O programa científico da Bion-M n.º 2 envolveu dez seções de experimentos. As duas primeiras foram sobre estudos de fisiologia gravitacional em animais, com foco no desenvolvimento de novas tecnologias para sustentar a vida humana em missões espaciais, considerando os efeitos combinados da microgravidade e da radiação cósmica
As seções três, quatro e cinco tiveram como objetivo a investigação da influência do voo espacial e de fatores do espaço exterior sobre plantas, microrganismos e suas comunidades, na busca de entender os padrões gerais da vida no Universo.
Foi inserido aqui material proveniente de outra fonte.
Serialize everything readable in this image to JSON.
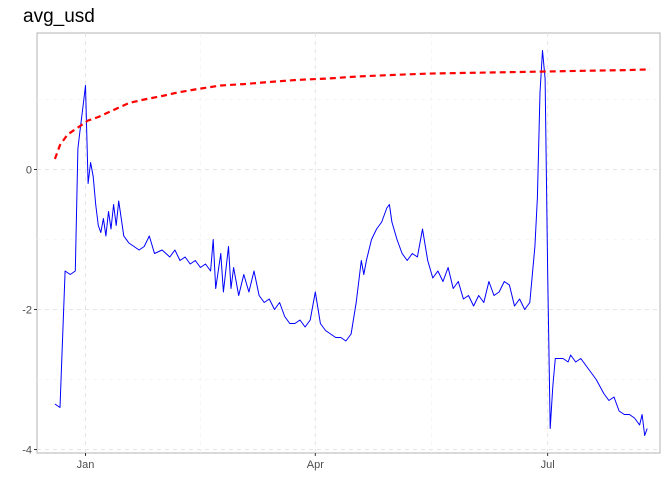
{
  "chart_data": {
    "type": "line",
    "title": "avg_usd",
    "xlabel": "",
    "ylabel": "",
    "x_range": [
      "2022-12-13",
      "2023-08-14"
    ],
    "ylim": [
      -4.05,
      1.95
    ],
    "grid": true,
    "grid_style": "dashed",
    "x_ticks": [
      {
        "date": "2023-01-01",
        "label": "Jan"
      },
      {
        "date": "2023-04-01",
        "label": "Apr"
      },
      {
        "date": "2023-07-01",
        "label": "Jul"
      }
    ],
    "y_ticks": [
      {
        "value": -4,
        "label": "-4"
      },
      {
        "value": -2,
        "label": "-2"
      },
      {
        "value": 0,
        "label": "0"
      }
    ],
    "series": [
      {
        "color": "#0000ff",
        "style": "solid",
        "points": [
          [
            "2022-12-20",
            -3.35
          ],
          [
            "2022-12-22",
            -3.4
          ],
          [
            "2022-12-24",
            -1.45
          ],
          [
            "2022-12-26",
            -1.5
          ],
          [
            "2022-12-28",
            -1.45
          ],
          [
            "2022-12-29",
            0.3
          ],
          [
            "2022-12-30",
            0.6
          ],
          [
            "2022-12-31",
            0.9
          ],
          [
            "2023-01-01",
            1.2
          ],
          [
            "2023-01-02",
            -0.2
          ],
          [
            "2023-01-03",
            0.1
          ],
          [
            "2023-01-04",
            -0.1
          ],
          [
            "2023-01-05",
            -0.5
          ],
          [
            "2023-01-06",
            -0.8
          ],
          [
            "2023-01-07",
            -0.9
          ],
          [
            "2023-01-08",
            -0.7
          ],
          [
            "2023-01-09",
            -0.95
          ],
          [
            "2023-01-10",
            -0.6
          ],
          [
            "2023-01-11",
            -0.85
          ],
          [
            "2023-01-12",
            -0.5
          ],
          [
            "2023-01-13",
            -0.8
          ],
          [
            "2023-01-14",
            -0.45
          ],
          [
            "2023-01-16",
            -0.95
          ],
          [
            "2023-01-18",
            -1.05
          ],
          [
            "2023-01-20",
            -1.1
          ],
          [
            "2023-01-22",
            -1.15
          ],
          [
            "2023-01-24",
            -1.1
          ],
          [
            "2023-01-26",
            -0.95
          ],
          [
            "2023-01-28",
            -1.2
          ],
          [
            "2023-01-31",
            -1.15
          ],
          [
            "2023-02-03",
            -1.25
          ],
          [
            "2023-02-05",
            -1.15
          ],
          [
            "2023-02-07",
            -1.3
          ],
          [
            "2023-02-09",
            -1.25
          ],
          [
            "2023-02-11",
            -1.35
          ],
          [
            "2023-02-13",
            -1.3
          ],
          [
            "2023-02-15",
            -1.4
          ],
          [
            "2023-02-17",
            -1.35
          ],
          [
            "2023-02-19",
            -1.45
          ],
          [
            "2023-02-20",
            -1.0
          ],
          [
            "2023-02-21",
            -1.7
          ],
          [
            "2023-02-23",
            -1.2
          ],
          [
            "2023-02-24",
            -1.75
          ],
          [
            "2023-02-26",
            -1.1
          ],
          [
            "2023-02-27",
            -1.7
          ],
          [
            "2023-02-28",
            -1.4
          ],
          [
            "2023-03-02",
            -1.8
          ],
          [
            "2023-03-04",
            -1.5
          ],
          [
            "2023-03-06",
            -1.75
          ],
          [
            "2023-03-08",
            -1.45
          ],
          [
            "2023-03-10",
            -1.8
          ],
          [
            "2023-03-12",
            -1.9
          ],
          [
            "2023-03-14",
            -1.85
          ],
          [
            "2023-03-16",
            -2.0
          ],
          [
            "2023-03-18",
            -1.9
          ],
          [
            "2023-03-20",
            -2.1
          ],
          [
            "2023-03-22",
            -2.2
          ],
          [
            "2023-03-24",
            -2.2
          ],
          [
            "2023-03-26",
            -2.15
          ],
          [
            "2023-03-28",
            -2.25
          ],
          [
            "2023-03-30",
            -2.15
          ],
          [
            "2023-04-01",
            -1.75
          ],
          [
            "2023-04-03",
            -2.2
          ],
          [
            "2023-04-05",
            -2.3
          ],
          [
            "2023-04-07",
            -2.35
          ],
          [
            "2023-04-09",
            -2.4
          ],
          [
            "2023-04-11",
            -2.4
          ],
          [
            "2023-04-13",
            -2.45
          ],
          [
            "2023-04-15",
            -2.35
          ],
          [
            "2023-04-17",
            -1.9
          ],
          [
            "2023-04-19",
            -1.3
          ],
          [
            "2023-04-20",
            -1.5
          ],
          [
            "2023-04-21",
            -1.3
          ],
          [
            "2023-04-23",
            -1.0
          ],
          [
            "2023-04-25",
            -0.85
          ],
          [
            "2023-04-27",
            -0.75
          ],
          [
            "2023-04-29",
            -0.55
          ],
          [
            "2023-04-30",
            -0.5
          ],
          [
            "2023-05-01",
            -0.75
          ],
          [
            "2023-05-03",
            -1.0
          ],
          [
            "2023-05-05",
            -1.2
          ],
          [
            "2023-05-07",
            -1.3
          ],
          [
            "2023-05-09",
            -1.2
          ],
          [
            "2023-05-11",
            -1.25
          ],
          [
            "2023-05-13",
            -0.85
          ],
          [
            "2023-05-15",
            -1.3
          ],
          [
            "2023-05-17",
            -1.55
          ],
          [
            "2023-05-19",
            -1.45
          ],
          [
            "2023-05-21",
            -1.6
          ],
          [
            "2023-05-23",
            -1.4
          ],
          [
            "2023-05-25",
            -1.7
          ],
          [
            "2023-05-27",
            -1.6
          ],
          [
            "2023-05-29",
            -1.85
          ],
          [
            "2023-05-31",
            -1.8
          ],
          [
            "2023-06-02",
            -1.95
          ],
          [
            "2023-06-04",
            -1.8
          ],
          [
            "2023-06-06",
            -1.9
          ],
          [
            "2023-06-08",
            -1.6
          ],
          [
            "2023-06-10",
            -1.8
          ],
          [
            "2023-06-12",
            -1.75
          ],
          [
            "2023-06-14",
            -1.6
          ],
          [
            "2023-06-16",
            -1.65
          ],
          [
            "2023-06-18",
            -1.95
          ],
          [
            "2023-06-20",
            -1.85
          ],
          [
            "2023-06-22",
            -2.0
          ],
          [
            "2023-06-24",
            -1.9
          ],
          [
            "2023-06-26",
            -1.1
          ],
          [
            "2023-06-27",
            -0.4
          ],
          [
            "2023-06-28",
            1.1
          ],
          [
            "2023-06-29",
            1.7
          ],
          [
            "2023-06-30",
            1.3
          ],
          [
            "2023-07-01",
            -1.5
          ],
          [
            "2023-07-02",
            -3.7
          ],
          [
            "2023-07-03",
            -3.1
          ],
          [
            "2023-07-04",
            -2.7
          ],
          [
            "2023-07-07",
            -2.7
          ],
          [
            "2023-07-09",
            -2.75
          ],
          [
            "2023-07-10",
            -2.65
          ],
          [
            "2023-07-12",
            -2.75
          ],
          [
            "2023-07-14",
            -2.7
          ],
          [
            "2023-07-17",
            -2.85
          ],
          [
            "2023-07-20",
            -3.0
          ],
          [
            "2023-07-23",
            -3.2
          ],
          [
            "2023-07-25",
            -3.3
          ],
          [
            "2023-07-27",
            -3.25
          ],
          [
            "2023-07-29",
            -3.45
          ],
          [
            "2023-07-31",
            -3.5
          ],
          [
            "2023-08-02",
            -3.5
          ],
          [
            "2023-08-04",
            -3.55
          ],
          [
            "2023-08-06",
            -3.65
          ],
          [
            "2023-08-07",
            -3.5
          ],
          [
            "2023-08-08",
            -3.8
          ],
          [
            "2023-08-09",
            -3.7
          ]
        ]
      },
      {
        "color": "#ff0000",
        "style": "dashed",
        "points": [
          [
            "2022-12-20",
            0.15
          ],
          [
            "2022-12-22",
            0.35
          ],
          [
            "2022-12-25",
            0.5
          ],
          [
            "2022-12-29",
            0.6
          ],
          [
            "2023-01-02",
            0.7
          ],
          [
            "2023-01-06",
            0.75
          ],
          [
            "2023-01-12",
            0.85
          ],
          [
            "2023-01-18",
            0.95
          ],
          [
            "2023-01-24",
            1.0
          ],
          [
            "2023-01-31",
            1.05
          ],
          [
            "2023-02-06",
            1.1
          ],
          [
            "2023-02-14",
            1.15
          ],
          [
            "2023-02-23",
            1.2
          ],
          [
            "2023-03-04",
            1.22
          ],
          [
            "2023-03-14",
            1.25
          ],
          [
            "2023-03-25",
            1.28
          ],
          [
            "2023-04-06",
            1.3
          ],
          [
            "2023-04-18",
            1.33
          ],
          [
            "2023-05-01",
            1.35
          ],
          [
            "2023-05-15",
            1.37
          ],
          [
            "2023-05-30",
            1.38
          ],
          [
            "2023-06-15",
            1.39
          ],
          [
            "2023-07-01",
            1.4
          ],
          [
            "2023-07-15",
            1.41
          ],
          [
            "2023-08-01",
            1.42
          ],
          [
            "2023-08-10",
            1.43
          ]
        ]
      }
    ]
  }
}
Outras seções abrangeram experimentos biotecnológicos, físicos e técnicos, além de pesquisas radiobiológicas e dosimétricas voltadas para a segurança contra radiação em futuras naves tripuladas;
Já a última seção incluiu experimentos preparados por estudantes da Federação Russa e da República da Bielorrússia.
Experimento sobre panspermia
Um dos estudos destacados foi o experimento “Meteorite” (“meteorito”, em português), realizado durante a reentrada do módulo. Ele investigou a hipótese da panspermia, que estuda a possibilidade de que a vida na Terra tenha origem extraterrestre.
O estudo foi realizado através de rochas basálticas com cepas de microrganismos que foram fixadas no casco da cápsula, com o objetivo de realizar uma avaliação da resistência das bactérias ao intenso calor da reentrada atmosférica.
Um vídeo divulgado pelo IBMP mostrou vários dos camundongos a bordo durante os 30 dias de viagem espacial, ilustrando parte da rotina da chamada “Arca de Noé” russa.